Space

June 5, 2012

First SBIRS satellite exceeding performance expectations after one year in orbit

The first Lockheed Martin-built Space Based Infrared System geosynchronous satellite, launched May 7, 2011, is exceeding performance expectations and is on schedule to achieve operational certification later this year.

Date from the U.S. Air Force’s SBIRS GEO-1 satellite will enhance the military’s ability to detect missile launches around the globe, support the nation’s ballistic defense system, greatly expand technical intelligence gathering capabilities and bolster situational awareness for war fighters on the battlefield.

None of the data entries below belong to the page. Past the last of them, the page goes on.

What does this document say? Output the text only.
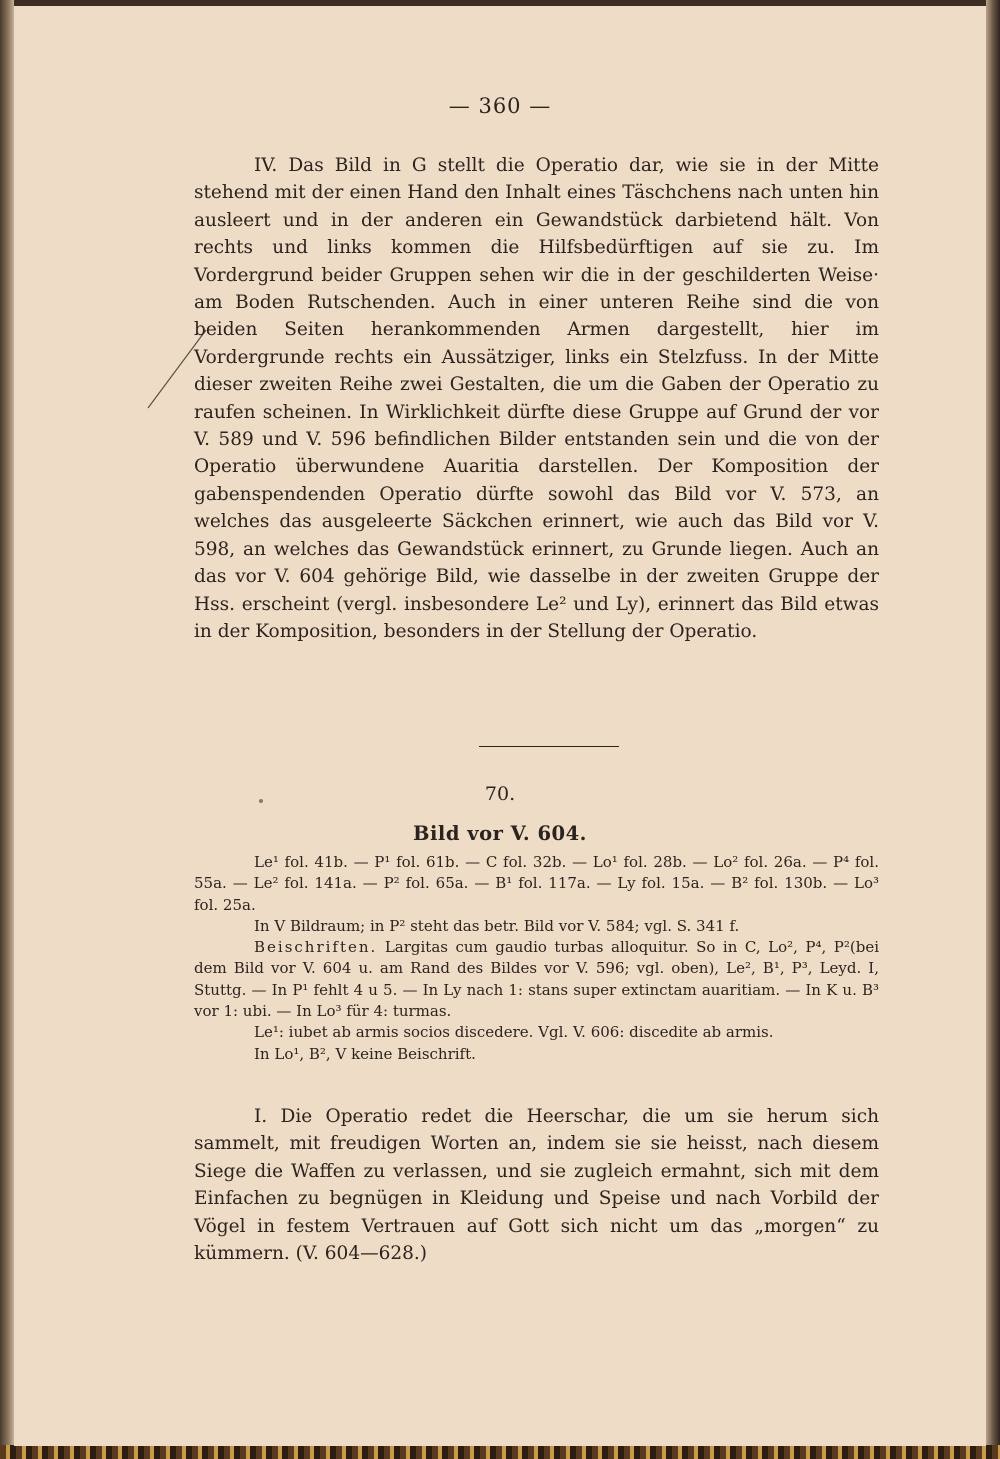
— 360 —

IV. Das Bild in G stellt die Operatio dar, wie sie in der Mitte stehend mit der einen Hand den Inhalt eines Täschchens nach unten hin ausleert und in der anderen ein Gewandstück darbietend hält. Von rechts und links kommen die Hilfsbedürftigen auf sie zu. Im Vordergrund beider Gruppen sehen wir die in der geschilderten Weise· am Boden Rutschenden. Auch in einer unteren Reihe sind die von beiden Seiten herankommenden Armen dargestellt, hier im Vordergrunde rechts ein Aussätziger, links ein Stelzfuss. In der Mitte dieser zweiten Reihe zwei Gestalten, die um die Gaben der Operatio zu raufen scheinen. In Wirklichkeit dürfte diese Gruppe auf Grund der vor V. 589 und V. 596 befindlichen Bilder entstanden sein und die von der Operatio überwundene Auaritia darstellen. Der Komposition der gabenspendenden Operatio dürfte sowohl das Bild vor V. 573, an welches das ausgeleerte Säckchen erinnert, wie auch das Bild vor V. 598, an welches das Gewandstück erinnert, zu Grunde liegen. Auch an das vor V. 604 gehörige Bild, wie dasselbe in der zweiten Gruppe der Hss. erscheint (vergl. insbesondere Le² und Ly), erinnert das Bild etwas in der Komposition, besonders in der Stellung der Operatio.

70.
Bild vor V. 604.

Le¹ fol. 41b. — P¹ fol. 61b. — C fol. 32b. — Lo¹ fol. 28b. — Lo² fol. 26a. — P⁴ fol. 55a. — Le² fol. 141a. — P² fol. 65a. — B¹ fol. 117a. — Ly fol. 15a. — B² fol. 130b. — Lo³ fol. 25a.

In V Bildraum; in P² steht das betr. Bild vor V. 584; vgl. S. 341 f.

Beischriften. Largitas cum gaudio turbas alloquitur. So in C, Lo², P⁴, P²(bei dem Bild vor V. 604 u. am Rand des Bildes vor V. 596; vgl. oben), Le², B¹, P³, Leyd. I, Stuttg. — In P¹ fehlt 4 u 5. — In Ly nach 1: stans super extinctam auaritiam. — In K u. B³ vor 1: ubi. — In Lo³ für 4: turmas.

Le¹: iubet ab armis socios discedere. Vgl. V. 606: discedite ab armis.

In Lo¹, B², V keine Beischrift.

I. Die Operatio redet die Heerschar, die um sie herum sich sammelt, mit freudigen Worten an, indem sie sie heisst, nach diesem Siege die Waffen zu verlassen, und sie zugleich ermahnt, sich mit dem Einfachen zu begnügen in Kleidung und Speise und nach Vorbild der Vögel in festem Vertrauen auf Gott sich nicht um das „morgen“ zu kümmern. (V. 604—628.)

Within two months after launch, SBIRS began sharing initial GEO-1 satellite data. Some key performance measures reported by the Air Force include:

  • The GEO-1 sensors are detecting targets 25 percent dimmer than required with an intensity measurement that is 60 percent more accurate than specification.
  • The sensor pointing accuracy is nine times more precise than required.

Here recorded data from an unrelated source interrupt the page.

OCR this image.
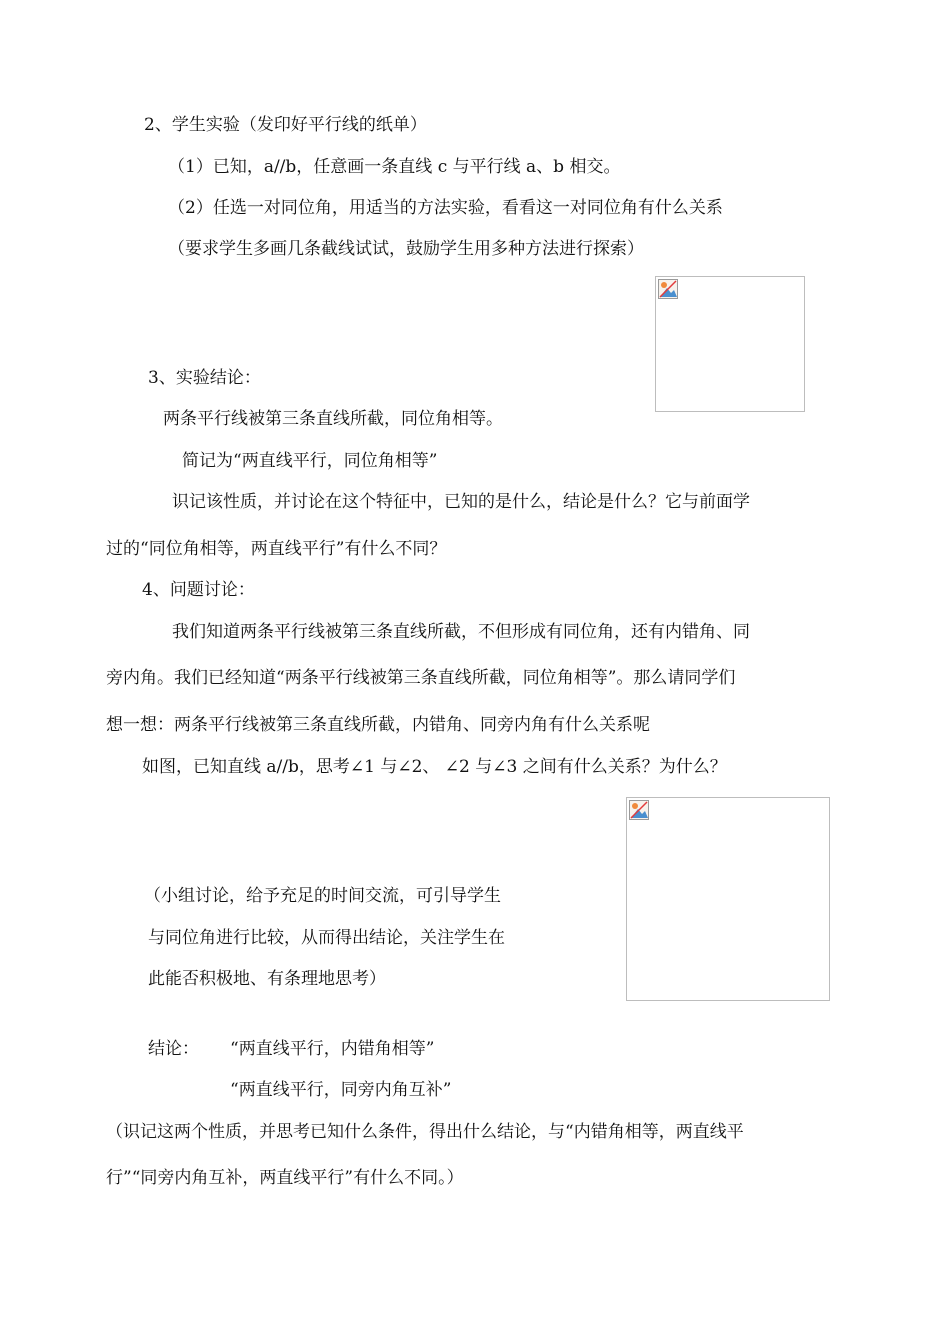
2、学生实验（发印好平行线的纸单）
（1）已知，a//b，任意画一条直线 c 与平行线 a、b 相交。
（2）任选一对同位角，用适当的方法实验，看看这一对同位角有什么关系
（要求学生多画几条截线试试，鼓励学生用多种方法进行探索）
3、实验结论：
两条平行线被第三条直线所截，同位角相等。
简记为“两直线平行，同位角相等”
识记该性质，并讨论在这个特征中，已知的是什么，结论是什么？它与前面学
过的“同位角相等，两直线平行”有什么不同？
4、问题讨论：
我们知道两条平行线被第三条直线所截，不但形成有同位角，还有内错角、同
旁内角。我们已经知道“两条平行线被第三条直线所截，同位角相等”。那么请同学们
想一想：两条平行线被第三条直线所截，内错角、同旁内角有什么关系呢
如图，已知直线 a//b，思考∠1 与∠2、 ∠2 与∠3 之间有什么关系？为什么？
（小组讨论，给予充足的时间交流，可引导学生
与同位角进行比较，从而得出结论，关注学生在
此能否积极地、有条理地思考）
结论： “两直线平行，内错角相等”
“两直线平行，同旁内角互补”
（识记这两个性质，并思考已知什么条件，得出什么结论，与“内错角相等，两直线平
行”“同旁内角互补，两直线平行”有什么不同。）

“The outstanding performance trends seen to date gives us confidence heading into our extensive integrated developmental and operational testing campaign,” said Lt. Col. Ryan Umstattd, SBIRS lead for GEO-1 certification.

Interim mission performance results indicate that GEO-1 already demonstrates the ability to meet more than 90 percent of the Air Force Space Command’s performance requirements for operation use, and the remaining performance refinements are on track to be completed well before the satellite is fully certified for operations by U.S. Strategic Command later this year.

“SBIRS GEO-1 is performing exceptionally well and its data is providing tremendous value to the user community,” said Michael O’Hara, Lockheed Martin’s SBIRS Systems Engineering, Integration and Test director. “We are focuses on fully certifying this spacecraft for operational use and delivering a true national asset protecting our homeland, allies, war fighters and citizens for decades to come.”

SBIRS GEO-1 includes highly sophisticated scanning and staring sensors. The scanning sensor will provide a wide area surveillance of missile launches and natural phenomena across the earth, while the staring sensor will be tasked to observe smaller areas of interest with superior sensitivity. The GEO-1 satellite is already delivering data from both its scanning and staring sensors.

The SBIRS architecture features GEO satellites, payloads in highly elliptical earth orbit, and associated ground hardware and software. Lockheed Martin’s SBIRS contracts include four HEO payloads, four GEO satellites, and ground assets to command and spacecraft and receive, process and disseminate the infrared mission data. Two HEO payloads and the first geosynchronous satellite have already been launched.

The SBIRS team is led by the Infrared Space Systems Directorate at the U.S. Air Force Space and Missile Systems Center, Los Angeles Air Force Base, Calif. Lockheed Martin is the SBIRS prime contractor, Northrop Grumman is the payload integrator. Air Force Space Command operates the SBIRS system.